Eine der Neubürgerinnen ist Sandra Weber. Die sympathische 32-Jährige ist hörbar keine Nordfriesin: «Ich bin eine kleine Reisetante» erzählt Weber fröhlich und in breitestem Schwäbisch, «zur Nordsee hatte ich immer eine besondere Verbundenheit, und das Projekt fand ich witzig». Also kam Sandra Weber erstmals 2011 für zwei Wochen «Hand gegen Koje» auf die Hallig, es folgten drei weitere Aufenthalte und dann - im März 2012 - der Umzug.

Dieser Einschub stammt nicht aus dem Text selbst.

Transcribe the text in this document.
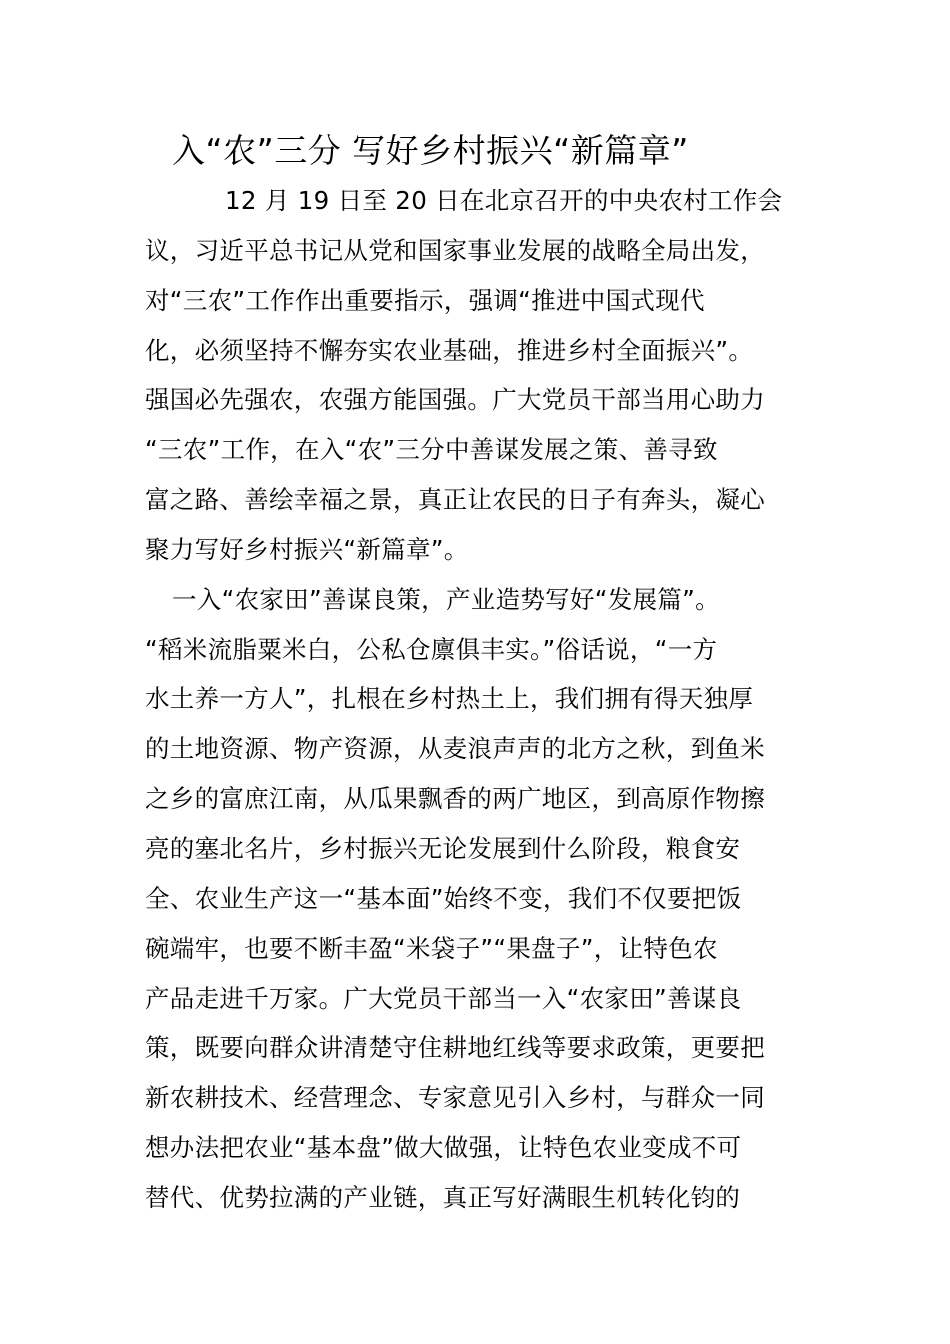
入“农”三分 写好乡村振兴“新篇章”
12 月 19 日至 20 日在北京召开的中央农村工作会
议，习近平总书记从党和国家事业发展的战略全局出发，
对“三农”工作作出重要指示，强调“推进中国式现代
化，必须坚持不懈夯实农业基础，推进乡村全面振兴”。
强国必先强农，农强方能国强。广大党员干部当用心助力
“三农”工作，在入“农”三分中善谋发展之策、善寻致
富之路、善绘幸福之景，真正让农民的日子有奔头，凝心
聚力写好乡村振兴“新篇章”。
一入“农家田”善谋良策，产业造势写好“发展篇”。
“稻米流脂粟米白，公私仓廪俱丰实。”俗话说，“一方
水土养一方人”，扎根在乡村热土上，我们拥有得天独厚
的土地资源、物产资源，从麦浪声声的北方之秋，到鱼米
之乡的富庶江南，从瓜果飘香的两广地区，到高原作物擦
亮的塞北名片，乡村振兴无论发展到什么阶段，粮食安
全、农业生产这一“基本面”始终不变，我们不仅要把饭
碗端牢，也要不断丰盈“米袋子”“果盘子”，让特色农
产品走进千万家。广大党员干部当一入“农家田”善谋良
策，既要向群众讲清楚守住耕地红线等要求政策，更要把
新农耕技术、经营理念、专家意见引入乡村，与群众一同
想办法把农业“基本盘”做大做强，让特色农业变成不可
替代、优势拉满的产业链，真正写好满眼生机转化钧的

Ihre Stelle als Buchhalterin bei der Kreisverwaltung Calw hat sie dafür aufgegeben. Auf Hooge arbeitet sie nun für die Gemeinde, kassiert den sogenannten «Hallig-Taler», also die Kurtaxe, von den Tagesgästen. Und sie arbeitet gelegentlich in einem Restaurant. Nach gut einem Jahr auf der Hallig zieht sie eine positive Bilanz: «Ich komme gut mit den Leuten klar, und man findet schnell Anschluss.» Was sie vermisst? «Meine Eisdiele», lacht Sandra Weber schallend, «der habe ich ein wenig nachgetrauert».

Hallig Hooge

Hallig Hooge: Die Hallig liegt im Wattenmeer vor der Westküste Schleswig-Holsteins. Das Gebiet ist Unesco-Biosphärenreservat und Weltnaturerbe. Die Überfahrt vom Fährhafen Schlüttsiel dauert - abhängig von der Jahreszeit - etwa eine Stunde. Die «Halliglüüd», die Halligbewohner, leben überwiegend vom Tourismus. Mehrmals im Jahr wird Hallig Hooge von der Nordsee überflutet - man spricht dann von einem «Landunter». Menschen und Tieren finden dann Schutz auf den sogenannten Warften.

«Hand gegen Koje»: Der Begriff stammt aus der Seglersprache. Ein Skipper bietet einen Platz auf seinem Boot an, dafür wird mit angepackt. Bei dem Projekt der Gemeinde Hallig Hooge handelt es sich um eine unentgeltliche, ehrenamtliche Tätigkeit. Die tägliche Arbeitszeit beträgt vier bis sechs Stunden. Im Gegenzug stellt die Gemeinde eine Unterkunft. Teilnehmer sollten mindestens 20 Jahre alt sein und mindestens zwei Wochen Zeit mitbringen. Bewerbungen sollten schriftlich erfolgen - per E-Mail, Post oder Fax.